Despite gains toward building a stable central government, a resurgent Taliban and continuing provincial instability - particularly in the south and the east - remain serious challenges for the Afghan Government.
The USSR withdrew in 1989 under relentless pressure by internationally supported anti-Communist mujahedin rebels. A series of subsequent civil wars saw Kabul finally fall in 1996 to the Taliban, a hardline Pakistani-sponsored movement that emerged in 1994 to end the country's civil war and anarchy.
Following the 11 September 2001 terrorist attacks in New York City, a US, Allied, and anti-Taliban Northern Alliance military action toppled the Taliban for sheltering Osama BIN LADIN.
Around 92 per cent of the world's heroin comes from poppies grown in Afghanistan, according to the U.N. Office on Drugs and Crime.
Afghan Persian or Dari, which is spoken by 50 percent of the population, and Pashto, spoken by 35 percent, are the official languages. Eleven percent of the population speak Turkic languages, primarily Uzbek and Turkmen.
Sunni Muslims make up about 80 percent of the population, Shi'a Muslims about 19 percent.
GEOGRAPHY - Ringed by Iran, Pakistan and the central Asian states of Tajikistan, Turkmenistan and Uzbekistan, landlocked Afghanistan forms part of an ancient east-west trade route and covers an area of 647,500 sq km (250,000 sq miles).
Agriculture has been the backbone of the Afghan economy. Over thirty years of war, cultivated land has declined due to population dislocation, land mines, drought and damage to centuries-old irrigation systems. Key agricultural products are wheat, fruits, nuts, barley, rice, potatoes and wool and lambskins
The capital of Afghanistan is Kabul, which throughout history, was admired by many great figures, such as the great Central Asian conqueror, Zahirudeen Babur. Unfortunately, due to many years of war, this great city has been shattered and nearly destroyed.

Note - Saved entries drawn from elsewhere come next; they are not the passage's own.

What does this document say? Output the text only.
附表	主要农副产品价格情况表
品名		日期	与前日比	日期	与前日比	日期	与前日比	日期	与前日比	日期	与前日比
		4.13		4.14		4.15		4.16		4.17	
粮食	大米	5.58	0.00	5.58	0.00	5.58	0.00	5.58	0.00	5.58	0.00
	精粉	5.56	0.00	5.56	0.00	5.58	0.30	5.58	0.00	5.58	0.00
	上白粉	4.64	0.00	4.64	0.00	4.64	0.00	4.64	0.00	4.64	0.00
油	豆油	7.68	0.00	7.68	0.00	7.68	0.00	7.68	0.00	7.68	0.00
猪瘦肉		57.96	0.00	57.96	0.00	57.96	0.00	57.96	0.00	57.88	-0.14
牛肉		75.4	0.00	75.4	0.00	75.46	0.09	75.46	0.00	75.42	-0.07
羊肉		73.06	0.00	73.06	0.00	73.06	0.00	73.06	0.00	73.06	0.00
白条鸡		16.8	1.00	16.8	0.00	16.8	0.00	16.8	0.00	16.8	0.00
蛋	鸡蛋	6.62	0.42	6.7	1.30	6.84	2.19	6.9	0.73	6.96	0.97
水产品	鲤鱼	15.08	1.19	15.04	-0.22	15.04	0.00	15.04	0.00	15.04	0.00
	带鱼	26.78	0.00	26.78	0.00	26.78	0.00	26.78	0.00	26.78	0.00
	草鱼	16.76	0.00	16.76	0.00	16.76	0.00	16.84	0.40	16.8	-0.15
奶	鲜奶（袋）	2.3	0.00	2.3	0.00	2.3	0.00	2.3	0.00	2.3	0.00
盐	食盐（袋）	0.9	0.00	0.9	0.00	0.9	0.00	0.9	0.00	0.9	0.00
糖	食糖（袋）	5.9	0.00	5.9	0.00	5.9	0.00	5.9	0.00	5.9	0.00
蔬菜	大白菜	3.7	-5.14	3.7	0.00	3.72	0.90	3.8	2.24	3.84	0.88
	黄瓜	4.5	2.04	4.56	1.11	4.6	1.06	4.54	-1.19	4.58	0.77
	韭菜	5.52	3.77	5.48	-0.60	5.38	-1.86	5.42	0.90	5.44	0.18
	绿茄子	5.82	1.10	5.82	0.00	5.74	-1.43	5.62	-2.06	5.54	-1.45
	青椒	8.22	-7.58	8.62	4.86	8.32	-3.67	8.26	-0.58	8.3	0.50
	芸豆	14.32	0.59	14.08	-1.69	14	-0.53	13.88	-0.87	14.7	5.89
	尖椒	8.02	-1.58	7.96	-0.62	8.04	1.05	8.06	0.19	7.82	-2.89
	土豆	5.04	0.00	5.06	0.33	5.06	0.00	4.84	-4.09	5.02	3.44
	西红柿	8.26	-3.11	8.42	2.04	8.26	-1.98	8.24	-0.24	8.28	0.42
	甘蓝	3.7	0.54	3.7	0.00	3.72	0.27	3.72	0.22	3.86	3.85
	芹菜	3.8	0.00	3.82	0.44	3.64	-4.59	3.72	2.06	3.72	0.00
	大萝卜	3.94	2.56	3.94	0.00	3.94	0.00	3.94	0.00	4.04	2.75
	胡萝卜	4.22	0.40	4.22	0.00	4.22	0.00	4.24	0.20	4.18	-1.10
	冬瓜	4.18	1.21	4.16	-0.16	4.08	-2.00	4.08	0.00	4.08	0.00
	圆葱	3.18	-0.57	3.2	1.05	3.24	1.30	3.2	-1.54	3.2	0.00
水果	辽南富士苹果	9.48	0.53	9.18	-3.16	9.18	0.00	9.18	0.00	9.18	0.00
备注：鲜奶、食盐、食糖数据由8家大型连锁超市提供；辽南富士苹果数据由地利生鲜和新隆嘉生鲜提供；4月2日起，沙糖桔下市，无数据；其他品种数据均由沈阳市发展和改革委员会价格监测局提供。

Afghanistan is a heterogeneous nation, in which there are four major ethnic groups: Pashtoons, Tajiks, Hazaras, and Uzbeks. Numerous other minor ethnic groups (Nuristanis, Baluchis, Turkmens, etc.) also call Afghanistan their home. While the majority of Afghans (99%) belong to the Islamic faith, there are also small pockets of Sikhs, Hindus and even some Jews.